One thing that wasn’t clear in your writeup though - you should NOT call methods from useTracker. That would cause the method to be invoked every time the computation is run, which can happen for a whole bunch of reasons. useEffect with deps is the right place to call a computation. One interesting pattern you can use, is you can use useEffect to call a method, then update a local memory only collection (or use ground:db), and in the same component, if you have useTracker set up to query that collection, it’ll update the react component like magic! (Or you could just use local react state, the meteor way would get you a global data store that can be used in multiple component instances.)
I’m storing, so far, extra user data, which is required in most of the components down the tree, but I’m not storing data from Methods to global store as it makes no sense, they only required in a particular component.
This is so far best I can come up with, by using many articles, GitHub examples, etc. There is no single pleace which explains how to build Meteor + React Hooks app according to best practices, that is why I started this topic in hope to find or make one.

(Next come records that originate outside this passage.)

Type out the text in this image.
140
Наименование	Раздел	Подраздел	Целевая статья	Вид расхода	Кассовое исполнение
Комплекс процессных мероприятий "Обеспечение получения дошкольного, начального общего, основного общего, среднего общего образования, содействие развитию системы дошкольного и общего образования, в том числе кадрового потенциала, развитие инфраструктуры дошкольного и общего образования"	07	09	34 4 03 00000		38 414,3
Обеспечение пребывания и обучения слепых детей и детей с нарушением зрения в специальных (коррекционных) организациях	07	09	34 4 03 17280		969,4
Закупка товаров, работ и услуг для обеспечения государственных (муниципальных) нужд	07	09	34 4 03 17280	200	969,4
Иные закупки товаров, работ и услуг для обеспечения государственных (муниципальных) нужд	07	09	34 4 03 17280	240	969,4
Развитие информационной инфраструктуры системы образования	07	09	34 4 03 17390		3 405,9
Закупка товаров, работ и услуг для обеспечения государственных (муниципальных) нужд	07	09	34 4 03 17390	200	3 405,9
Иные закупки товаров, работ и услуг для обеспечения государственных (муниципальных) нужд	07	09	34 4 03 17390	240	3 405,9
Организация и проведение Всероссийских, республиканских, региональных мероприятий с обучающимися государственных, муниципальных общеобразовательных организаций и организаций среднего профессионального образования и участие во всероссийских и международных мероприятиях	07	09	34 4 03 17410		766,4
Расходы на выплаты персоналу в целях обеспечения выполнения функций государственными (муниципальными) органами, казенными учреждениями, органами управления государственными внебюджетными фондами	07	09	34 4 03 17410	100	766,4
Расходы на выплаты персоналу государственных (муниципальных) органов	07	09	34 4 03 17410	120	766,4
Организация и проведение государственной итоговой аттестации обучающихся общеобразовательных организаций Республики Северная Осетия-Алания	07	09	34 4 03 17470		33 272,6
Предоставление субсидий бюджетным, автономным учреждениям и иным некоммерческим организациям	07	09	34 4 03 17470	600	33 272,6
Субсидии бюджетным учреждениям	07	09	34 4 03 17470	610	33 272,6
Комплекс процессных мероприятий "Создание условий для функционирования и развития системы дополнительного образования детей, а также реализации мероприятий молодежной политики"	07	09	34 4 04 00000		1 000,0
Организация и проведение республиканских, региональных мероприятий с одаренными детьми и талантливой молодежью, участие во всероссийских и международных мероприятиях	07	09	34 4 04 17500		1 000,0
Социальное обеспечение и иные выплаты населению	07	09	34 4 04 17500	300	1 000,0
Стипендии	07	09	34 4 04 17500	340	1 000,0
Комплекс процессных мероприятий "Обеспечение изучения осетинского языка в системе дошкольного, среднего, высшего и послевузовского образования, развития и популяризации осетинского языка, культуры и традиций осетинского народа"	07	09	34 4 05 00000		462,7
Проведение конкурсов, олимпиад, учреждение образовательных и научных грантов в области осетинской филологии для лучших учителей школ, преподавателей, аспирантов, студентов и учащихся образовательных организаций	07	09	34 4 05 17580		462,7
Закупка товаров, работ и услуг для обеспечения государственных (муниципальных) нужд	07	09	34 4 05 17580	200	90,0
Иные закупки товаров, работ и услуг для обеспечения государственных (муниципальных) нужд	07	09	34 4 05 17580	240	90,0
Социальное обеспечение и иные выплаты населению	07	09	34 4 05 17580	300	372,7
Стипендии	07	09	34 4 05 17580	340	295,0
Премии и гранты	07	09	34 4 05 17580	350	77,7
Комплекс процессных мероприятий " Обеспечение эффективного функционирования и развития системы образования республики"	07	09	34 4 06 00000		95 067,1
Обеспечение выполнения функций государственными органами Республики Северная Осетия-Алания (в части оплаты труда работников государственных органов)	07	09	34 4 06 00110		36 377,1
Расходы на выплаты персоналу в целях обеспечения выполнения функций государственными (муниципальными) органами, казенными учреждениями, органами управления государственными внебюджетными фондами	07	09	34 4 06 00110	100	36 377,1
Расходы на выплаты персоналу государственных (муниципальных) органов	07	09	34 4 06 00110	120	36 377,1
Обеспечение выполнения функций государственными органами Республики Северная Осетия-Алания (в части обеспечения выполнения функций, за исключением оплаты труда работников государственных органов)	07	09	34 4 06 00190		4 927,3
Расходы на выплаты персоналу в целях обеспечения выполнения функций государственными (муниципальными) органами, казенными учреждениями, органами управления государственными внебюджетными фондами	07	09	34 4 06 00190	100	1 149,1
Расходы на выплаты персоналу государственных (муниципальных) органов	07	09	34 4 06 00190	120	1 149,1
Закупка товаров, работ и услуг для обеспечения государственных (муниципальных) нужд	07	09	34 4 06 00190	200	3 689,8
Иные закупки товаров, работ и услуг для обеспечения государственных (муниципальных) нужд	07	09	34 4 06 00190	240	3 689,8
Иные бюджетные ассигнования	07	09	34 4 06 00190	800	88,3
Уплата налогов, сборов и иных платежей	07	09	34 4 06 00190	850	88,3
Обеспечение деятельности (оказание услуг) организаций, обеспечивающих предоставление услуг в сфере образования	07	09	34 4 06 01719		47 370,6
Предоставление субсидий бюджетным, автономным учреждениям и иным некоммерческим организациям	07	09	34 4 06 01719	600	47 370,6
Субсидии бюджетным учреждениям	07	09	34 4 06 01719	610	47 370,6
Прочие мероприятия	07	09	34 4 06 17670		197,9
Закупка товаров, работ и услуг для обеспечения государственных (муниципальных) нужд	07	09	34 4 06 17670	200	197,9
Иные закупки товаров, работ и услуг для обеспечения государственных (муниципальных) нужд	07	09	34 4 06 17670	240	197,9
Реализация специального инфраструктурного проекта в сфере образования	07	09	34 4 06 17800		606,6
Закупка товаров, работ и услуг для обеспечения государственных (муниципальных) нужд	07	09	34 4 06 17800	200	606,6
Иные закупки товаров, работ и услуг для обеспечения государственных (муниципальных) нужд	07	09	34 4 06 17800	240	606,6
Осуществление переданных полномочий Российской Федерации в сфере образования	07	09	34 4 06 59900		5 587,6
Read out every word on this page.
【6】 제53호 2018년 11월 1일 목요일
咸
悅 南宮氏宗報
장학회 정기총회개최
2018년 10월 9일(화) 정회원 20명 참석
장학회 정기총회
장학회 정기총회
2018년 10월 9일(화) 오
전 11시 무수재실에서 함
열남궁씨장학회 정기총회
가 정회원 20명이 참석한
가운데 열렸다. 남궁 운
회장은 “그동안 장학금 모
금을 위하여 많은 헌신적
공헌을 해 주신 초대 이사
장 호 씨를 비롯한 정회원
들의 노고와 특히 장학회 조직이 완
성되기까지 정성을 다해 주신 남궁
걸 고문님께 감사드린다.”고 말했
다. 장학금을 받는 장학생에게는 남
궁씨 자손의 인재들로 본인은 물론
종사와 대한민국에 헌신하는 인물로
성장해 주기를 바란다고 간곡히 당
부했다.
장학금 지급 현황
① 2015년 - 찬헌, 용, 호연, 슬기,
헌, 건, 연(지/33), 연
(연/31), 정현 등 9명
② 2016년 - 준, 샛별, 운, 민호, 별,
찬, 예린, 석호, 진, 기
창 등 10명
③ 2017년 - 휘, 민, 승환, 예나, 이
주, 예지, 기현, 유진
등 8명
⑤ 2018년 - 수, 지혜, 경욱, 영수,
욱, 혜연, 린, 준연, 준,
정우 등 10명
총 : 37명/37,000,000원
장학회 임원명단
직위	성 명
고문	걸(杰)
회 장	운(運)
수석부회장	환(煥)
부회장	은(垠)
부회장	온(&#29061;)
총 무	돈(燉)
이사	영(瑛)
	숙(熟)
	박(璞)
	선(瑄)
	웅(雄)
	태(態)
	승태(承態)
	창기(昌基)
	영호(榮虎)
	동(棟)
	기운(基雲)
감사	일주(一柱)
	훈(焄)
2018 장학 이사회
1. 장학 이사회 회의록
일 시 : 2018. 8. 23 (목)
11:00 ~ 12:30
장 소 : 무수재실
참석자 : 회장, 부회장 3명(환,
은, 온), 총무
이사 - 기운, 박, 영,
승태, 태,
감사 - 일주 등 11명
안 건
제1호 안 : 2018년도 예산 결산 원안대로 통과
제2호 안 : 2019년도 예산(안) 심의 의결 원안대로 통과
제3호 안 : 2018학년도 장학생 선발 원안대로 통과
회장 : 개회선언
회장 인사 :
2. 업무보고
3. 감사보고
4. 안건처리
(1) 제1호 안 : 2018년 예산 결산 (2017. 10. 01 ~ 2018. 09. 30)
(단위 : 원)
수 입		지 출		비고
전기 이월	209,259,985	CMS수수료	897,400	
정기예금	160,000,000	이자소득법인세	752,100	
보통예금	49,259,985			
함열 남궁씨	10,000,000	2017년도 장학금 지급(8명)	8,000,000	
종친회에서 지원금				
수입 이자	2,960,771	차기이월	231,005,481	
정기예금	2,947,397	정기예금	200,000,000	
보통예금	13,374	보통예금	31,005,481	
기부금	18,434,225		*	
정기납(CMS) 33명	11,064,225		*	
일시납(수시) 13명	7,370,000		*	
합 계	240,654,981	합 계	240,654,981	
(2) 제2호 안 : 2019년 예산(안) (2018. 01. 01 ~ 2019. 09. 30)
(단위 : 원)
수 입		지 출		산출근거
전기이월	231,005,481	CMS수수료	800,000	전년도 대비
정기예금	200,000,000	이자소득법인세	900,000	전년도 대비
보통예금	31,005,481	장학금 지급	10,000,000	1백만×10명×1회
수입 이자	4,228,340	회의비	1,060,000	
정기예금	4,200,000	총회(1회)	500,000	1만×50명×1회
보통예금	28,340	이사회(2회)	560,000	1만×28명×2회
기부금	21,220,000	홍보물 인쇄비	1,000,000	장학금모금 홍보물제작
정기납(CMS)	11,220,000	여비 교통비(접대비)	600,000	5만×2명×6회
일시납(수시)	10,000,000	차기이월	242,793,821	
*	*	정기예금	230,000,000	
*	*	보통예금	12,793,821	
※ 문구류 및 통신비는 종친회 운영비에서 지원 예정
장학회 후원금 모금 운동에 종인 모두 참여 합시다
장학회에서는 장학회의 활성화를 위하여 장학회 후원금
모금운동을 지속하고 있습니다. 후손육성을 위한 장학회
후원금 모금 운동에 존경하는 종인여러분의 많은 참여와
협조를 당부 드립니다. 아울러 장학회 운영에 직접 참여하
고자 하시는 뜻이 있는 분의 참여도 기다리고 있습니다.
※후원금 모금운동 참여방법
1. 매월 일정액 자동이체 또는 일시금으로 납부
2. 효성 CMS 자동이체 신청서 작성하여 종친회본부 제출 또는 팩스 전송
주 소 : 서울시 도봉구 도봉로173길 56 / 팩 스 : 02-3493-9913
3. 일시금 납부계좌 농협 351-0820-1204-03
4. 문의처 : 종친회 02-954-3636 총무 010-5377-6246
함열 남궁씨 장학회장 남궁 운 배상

Another fantastic library I’d consider is react-query: https://github.com/tannerlinsley/react-query. It solves server data querying, by properly separating server-data (your DB) from frontend-data (routing, temporary component state, etc.), which should never have been mixed together (redux introduced that, sadly).
We’ve essentially been building the same library in-house until we found that this library solved the same problems in a better way.
You can almost completely stop using meteor subscriptions, and create all of your static meteor method queries that refetch after certain meteor method calls.
And for the few places where you need true reactive data, create a few hooks that use useTracker as suggested above.
I use it directly anywhere I need, but enclosing them in useTracker for reactivity; after reading tons of articles, I find it best suits our needs.
Using React hooks in Meteor is still work in progress I must say and it improved every week with new Meteor-hooks released every now and then. I bet you, we will see very soon: useMethod, useSubscription, useUser, useUserId, etc hooks, it just makes sense. With React Suspense already available and Concurrent mode on horizon Meteor should adapt.